You Don’t Need Cloud Desktops, You Need Cloud-Based VDI. Here’s Why

Cloud Desktops / Cloud-Based VDI

Virtual Desktop Infrastructures (VDI) have been around for a while. As an example, VMware started selling their first VDI product in 2008. Every year since then, analysts consistently predicted that this, finally, was to be the year of VDI.

Well, here we are in 2019 – almost 2020 – and that year never actually came.

Instead, over the last decade, the technologies that play a role in VDI have evolved and enhanced in an effort to finally make VDI applicable to the masses. While the industry shifted, we at Leostream, stayed true to our “one size does not fit all” VDI strategy, and we watched as many iterations of VDI came and went.

With all of our years and experience in the VDI industry you may wonder, “What have we’ve learned?” Or, more importantly, “How can we apply what we’ve learned in the past to what we see for the future”?

Let’s start with what we’ve learned

Over the last decade, there’s been a shift in the VDI landscape related to where virtual desktops need to live. Traditionally, virtual desktops were hosted on an infrastructure in your data center. But, slowly, the focus has shifted to the public cloud.

As enterprise adoption rates of AWS and Azure have grown, so has the general trust of the public cloud as a viable and valuable hosting platform. Increasingly, mid-market and small businesses for whom VDI was previously too expensive to implement, began to explore the idea of “cloud desktops” as an alternative to a big VMware or Citrix investment.

Many times, these organizations looked to Amazon Workspaces. What we saw, though, is that except for those who need simple persistent cloud-desktops, IT buyers quickly found gaps in the Workspaces offering. They couldn’t create pools of shared machines; they couldn’t adequately control costs; they couldn’t find a way around that darn invitation email.

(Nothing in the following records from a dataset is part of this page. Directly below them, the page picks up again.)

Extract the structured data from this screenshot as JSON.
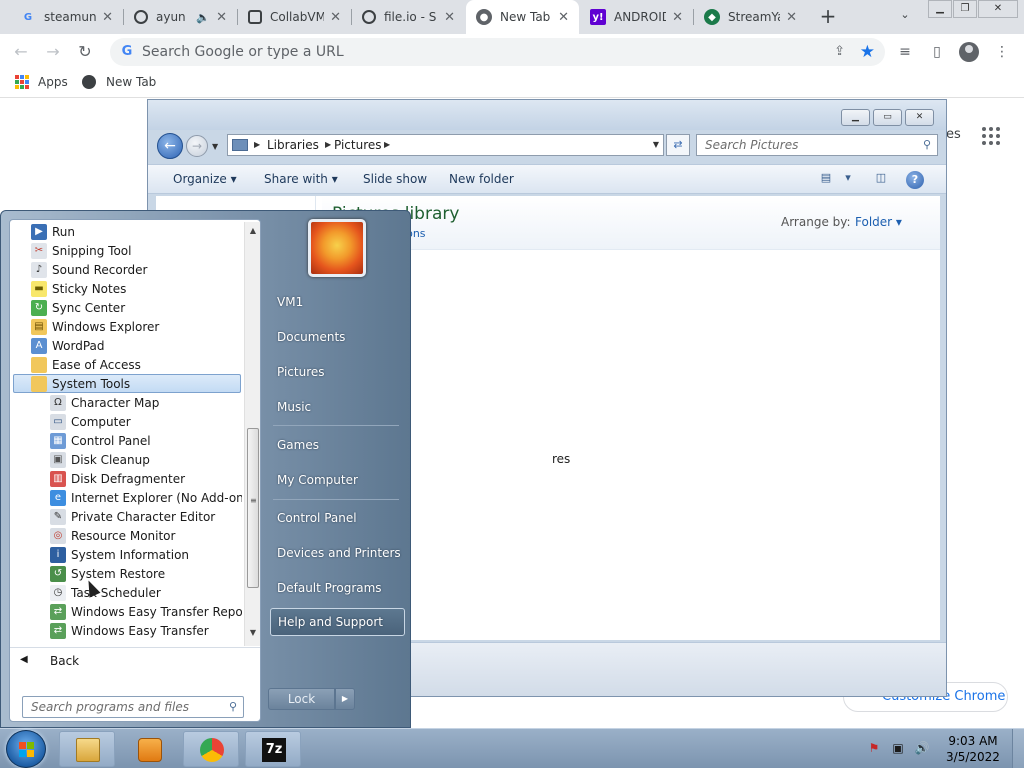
{
  "browser": {
    "tabs": [
      {
        "title": "steamun",
        "icon": "google-icon"
      },
      {
        "title": "ayun",
        "icon": "globe-icon"
      },
      {
        "title": "CollabVM",
        "icon": "collabvm-icon"
      },
      {
        "title": "file.io - S",
        "icon": "globe-icon"
      },
      {
        "title": "New Tab",
        "icon": "chrome-icon"
      },
      {
        "title": "ANDROID",
        "icon": "yahoo-icon"
      },
      {
        "title": "StreamYa",
        "icon": "streamyard-icon"
      }
    ],
    "active_tab": "New Tab",
    "omnibox_placeholder": "Search Google or type a URL",
    "bookmarks": [
      {
        "label": "Apps",
        "icon": "apps-grid-icon"
      },
      {
        "label": "New Tab",
        "icon": "globe-icon"
      }
    ],
    "ntp_right_text": "es",
    "customize_label": "Customize Chrome",
    "colors": {
      "tabstrip": "#dee1e6",
      "accent": "#1a73e8"
    }
  },
  "explorer": {
    "address": [
      "Libraries",
      "Pictures"
    ],
    "search_placeholder": "Search Pictures",
    "commands": [
      "Organize",
      "Share with",
      "Slide show",
      "New folder"
    ],
    "library_title": "Pictures library",
    "library_locations": "ations",
    "arrange_label": "Arrange by:",
    "arrange_value": "Folder",
    "partial_text": "res"
  },
  "start_menu": {
    "programs": [
      {
        "label": "Run",
        "icon": "run-icon",
        "indent": 0
      },
      {
        "label": "Snipping Tool",
        "icon": "scissors-icon",
        "indent": 0
      },
      {
        "label": "Sound Recorder",
        "icon": "microphone-icon",
        "indent": 0
      },
      {
        "label": "Sticky Notes",
        "icon": "sticky-note-icon",
        "indent": 0
      },
      {
        "label": "Sync Center",
        "icon": "sync-icon",
        "indent": 0
      },
      {
        "label": "Windows Explorer",
        "icon": "explorer-icon",
        "indent": 0
      },
      {
        "label": "WordPad",
        "icon": "wordpad-icon",
        "indent": 0
      },
      {
        "label": "Ease of Access",
        "icon": "folder-icon",
        "indent": 0
      },
      {
        "label": "System Tools",
        "icon": "folder-icon",
        "indent": 0,
        "selected": true
      },
      {
        "label": "Character Map",
        "icon": "character-map-icon",
        "indent": 1
      },
      {
        "label": "Computer",
        "icon": "computer-icon",
        "indent": 1
      },
      {
        "label": "Control Panel",
        "icon": "control-panel-icon",
        "indent": 1
      },
      {
        "label": "Disk Cleanup",
        "icon": "disk-cleanup-icon",
        "indent": 1
      },
      {
        "label": "Disk Defragmenter",
        "icon": "defragmenter-icon",
        "indent": 1
      },
      {
        "label": "Internet Explorer (No Add-ons)",
        "icon": "internet-explorer-icon",
        "indent": 1
      },
      {
        "label": "Private Character Editor",
        "icon": "character-editor-icon",
        "indent": 1
      },
      {
        "label": "Resource Monitor",
        "icon": "resource-monitor-icon",
        "indent": 1
      },
      {
        "label": "System Information",
        "icon": "system-info-icon",
        "indent": 1
      },
      {
        "label": "System Restore",
        "icon": "system-restore-icon",
        "indent": 1
      },
      {
        "label": "Task Scheduler",
        "icon": "clock-icon",
        "indent": 1
      },
      {
        "label": "Windows Easy Transfer Reports",
        "icon": "transfer-icon",
        "indent": 1
      },
      {
        "label": "Windows Easy Transfer",
        "icon": "transfer-icon",
        "indent": 1
      }
    ],
    "back_label": "Back",
    "search_placeholder": "Search programs and files",
    "right_items": [
      {
        "label": "VM1"
      },
      {
        "label": "Documents"
      },
      {
        "label": "Pictures"
      },
      {
        "label": "Music"
      },
      {
        "label": "Games"
      },
      {
        "label": "My Computer"
      },
      {
        "label": "Control Panel"
      },
      {
        "label": "Devices and Printers"
      },
      {
        "label": "Default Programs"
      },
      {
        "label": "Help and Support",
        "highlighted": true
      }
    ],
    "lock_label": "Lock"
  },
  "taskbar": {
    "pinned": [
      "explorer-icon",
      "media-player-icon",
      "chrome-icon",
      "7zip-icon"
    ],
    "pinned_7zip_label": "7z",
    "tray": [
      "action-center-icon",
      "network-icon",
      "volume-icon"
    ],
    "time": "9:03 AM",
    "date": "3/5/2022"
  }
}
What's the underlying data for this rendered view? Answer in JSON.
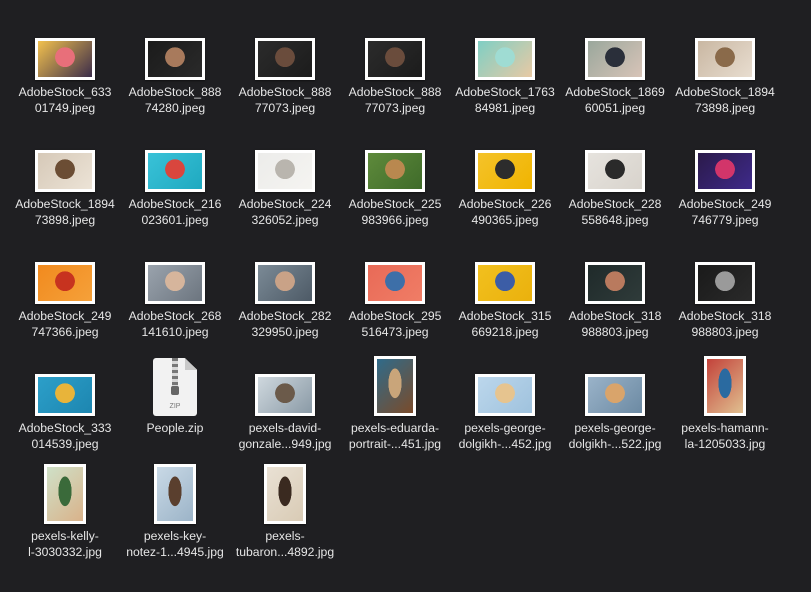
{
  "files": [
    {
      "l1": "AdobeStock_633",
      "l2": "01749.jpeg",
      "o": "land",
      "c": [
        "#f2c14e",
        "#e86f7a",
        "#3b2c4a"
      ]
    },
    {
      "l1": "AdobeStock_888",
      "l2": "74280.jpeg",
      "o": "land",
      "c": [
        "#1b1b1b",
        "#a87a5c",
        "#2a2a2a"
      ]
    },
    {
      "l1": "AdobeStock_888",
      "l2": "77073.jpeg",
      "o": "land",
      "c": [
        "#2b2b2b",
        "#6a4c3c",
        "#1c1c1c"
      ]
    },
    {
      "l1": "AdobeStock_888",
      "l2": "77073.jpeg",
      "o": "land",
      "c": [
        "#2b2b2b",
        "#6a4c3c",
        "#1c1c1c"
      ]
    },
    {
      "l1": "AdobeStock_1763",
      "l2": "84981.jpeg",
      "o": "land",
      "c": [
        "#7fcfc4",
        "#9fdcd3",
        "#e8c9a4"
      ]
    },
    {
      "l1": "AdobeStock_1869",
      "l2": "60051.jpeg",
      "o": "land",
      "c": [
        "#9aa79c",
        "#2a2f3a",
        "#d8c4b8"
      ]
    },
    {
      "l1": "AdobeStock_1894",
      "l2": "73898.jpeg",
      "o": "land",
      "c": [
        "#c9b7a2",
        "#8a6a4a",
        "#e8ddd0"
      ]
    },
    {
      "l1": "AdobeStock_1894",
      "l2": "73898.jpeg",
      "o": "land",
      "c": [
        "#d6c9b8",
        "#6b4d34",
        "#ece3d6"
      ]
    },
    {
      "l1": "AdobeStock_216",
      "l2": "023601.jpeg",
      "o": "land",
      "c": [
        "#39c2d8",
        "#d9463e",
        "#1fa9c0"
      ]
    },
    {
      "l1": "AdobeStock_224",
      "l2": "326052.jpeg",
      "o": "land",
      "c": [
        "#ececea",
        "#b9b5ae",
        "#f5f4f1"
      ]
    },
    {
      "l1": "AdobeStock_225",
      "l2": "983966.jpeg",
      "o": "land",
      "c": [
        "#5e8a3b",
        "#b9884f",
        "#3f6b2a"
      ]
    },
    {
      "l1": "AdobeStock_226",
      "l2": "490365.jpeg",
      "o": "land",
      "c": [
        "#f4c32a",
        "#2c2c2c",
        "#f0b400"
      ]
    },
    {
      "l1": "AdobeStock_228",
      "l2": "558648.jpeg",
      "o": "land",
      "c": [
        "#e6e3de",
        "#2a2a2a",
        "#d8d3cc"
      ]
    },
    {
      "l1": "AdobeStock_249",
      "l2": "746779.jpeg",
      "o": "land",
      "c": [
        "#2b1a4a",
        "#d2356a",
        "#3e2a8a"
      ]
    },
    {
      "l1": "AdobeStock_249",
      "l2": "747366.jpeg",
      "o": "land",
      "c": [
        "#f18a1e",
        "#c7331f",
        "#f5a13a"
      ]
    },
    {
      "l1": "AdobeStock_268",
      "l2": "141610.jpeg",
      "o": "land",
      "c": [
        "#9aa3ad",
        "#d6b59c",
        "#6c757f"
      ]
    },
    {
      "l1": "AdobeStock_282",
      "l2": "329950.jpeg",
      "o": "land",
      "c": [
        "#7b8a96",
        "#c9a287",
        "#4d5a66"
      ]
    },
    {
      "l1": "AdobeStock_295",
      "l2": "516473.jpeg",
      "o": "land",
      "c": [
        "#e86a57",
        "#3d6fa8",
        "#f07d66"
      ]
    },
    {
      "l1": "AdobeStock_315",
      "l2": "669218.jpeg",
      "o": "land",
      "c": [
        "#f2c01e",
        "#3c5da6",
        "#eab10d"
      ]
    },
    {
      "l1": "AdobeStock_318",
      "l2": "988803.jpeg",
      "o": "land",
      "c": [
        "#1f2a2a",
        "#b97a5e",
        "#2f3b3a"
      ]
    },
    {
      "l1": "AdobeStock_318",
      "l2": "988803.jpeg",
      "o": "land",
      "c": [
        "#1a1a1a",
        "#9a9a9a",
        "#2a2a2a"
      ]
    },
    {
      "l1": "AdobeStock_333",
      "l2": "014539.jpeg",
      "o": "land",
      "c": [
        "#2c9fc9",
        "#e8b43a",
        "#1d86b0"
      ]
    },
    {
      "l1": "People.zip",
      "l2": "",
      "o": "zip",
      "c": []
    },
    {
      "l1": "pexels-david-",
      "l2": "gonzale...949.jpg",
      "o": "land",
      "c": [
        "#cfd8de",
        "#6b5a4a",
        "#8a9aa6"
      ]
    },
    {
      "l1": "pexels-eduarda-",
      "l2": "portrait-...451.jpg",
      "o": "port",
      "c": [
        "#2f6b8a",
        "#c9a57a",
        "#7a4b2a"
      ]
    },
    {
      "l1": "pexels-george-",
      "l2": "dolgikh-...452.jpg",
      "o": "land",
      "c": [
        "#bcd7ec",
        "#e6c48f",
        "#9fc2dd"
      ]
    },
    {
      "l1": "pexels-george-",
      "l2": "dolgikh-...522.jpg",
      "o": "land",
      "c": [
        "#9ab3c9",
        "#d9a46b",
        "#6c8aa3"
      ]
    },
    {
      "l1": "pexels-hamann-",
      "l2": "la-1205033.jpg",
      "o": "port",
      "c": [
        "#c3423a",
        "#2a6aa0",
        "#e0c090"
      ]
    },
    {
      "l1": "pexels-kelly-",
      "l2": "l-3030332.jpg",
      "o": "port",
      "c": [
        "#cfe1c8",
        "#3a6a3a",
        "#d9b28a"
      ]
    },
    {
      "l1": "pexels-key-",
      "l2": "notez-1...4945.jpg",
      "o": "port",
      "c": [
        "#c9d9e6",
        "#5a3f2e",
        "#9cb4c8"
      ]
    },
    {
      "l1": "pexels-",
      "l2": "tubaron...4892.jpg",
      "o": "port",
      "c": [
        "#e9e1d4",
        "#3a2a20",
        "#d9cbb5"
      ]
    }
  ]
}
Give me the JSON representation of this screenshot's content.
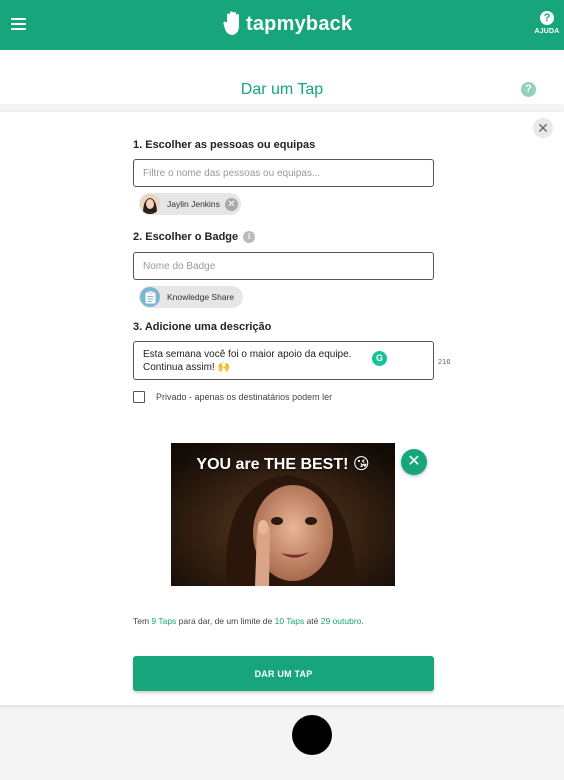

In the end, they wanted their new Workspaces to be more than just cloud desktops. After all, VDI is more than just virtual machines running on a server. That’s the key difference between cloud-hosted virtual desktops and VDI or, dare I say, CDI (cloud desktop infrastructure).

Just one letter – the I.

Ultimately, over the years we’ve learned that IT cares about the infrastructure and, more to the point, they care about being able to easily manage and control it.

The I or Infrastructure in VDI is the key element that turns a virtual desktop into a true VDI deployment.

To turn cloud desktops into a virtual or cloud desktop infrastructure, you need tools that manage that infrastructure, including the virtual machines and users. Why? Well, for one important reason, to control cost.

For persistent desktops, you need tools that automatically power on and off desktops based on the users’ needs. For non-persistent desktops, a workflow you can satisfy only in a full VDI/CDI environment, managing costs means creating and deleting desktops based on demand. The idea is to have a pool of machines that swells and contracts based on usage. A cloud desktop infrastructure provides tools that allow you to, for example, schedule a classroom full of desktops at 9am and delete them at 5pm.

A second important aspect of management is controlling user access. CDI access tools give you granular control over who has access to different desktops hosted in the public cloud. Generic cloud desktops are persistently assigned to a user, and there’s a place for that. But, what about all the other use cases out there like: 1) providing users with access to a pool of shared resources; 2) limiting user access based on where they are located; 3) restricting USB device pass through; 4) hosting short-lived demo or development environments; 5) restricting idle users from consuming compute cycles. The list goes on.

To handle all the workflows of your varied workforce, you need to look beyond simple cloud desktop solutions to full cloud desktop infrastructures. How do you do that without exposing yourself to the large licensing costs associated with traditional VDI? Simple, skip the big-name brands.

It’s easy to reflexively reach for the Glad and Tide supermarket equivalents for VDI, but you’re doing yourself a disservice if you do. Moving VDI from on-premises to the cloud should save you money, not cost more. More importantly, moving to the cloud shouldn’t mean trading VDI for a free cloud desktop.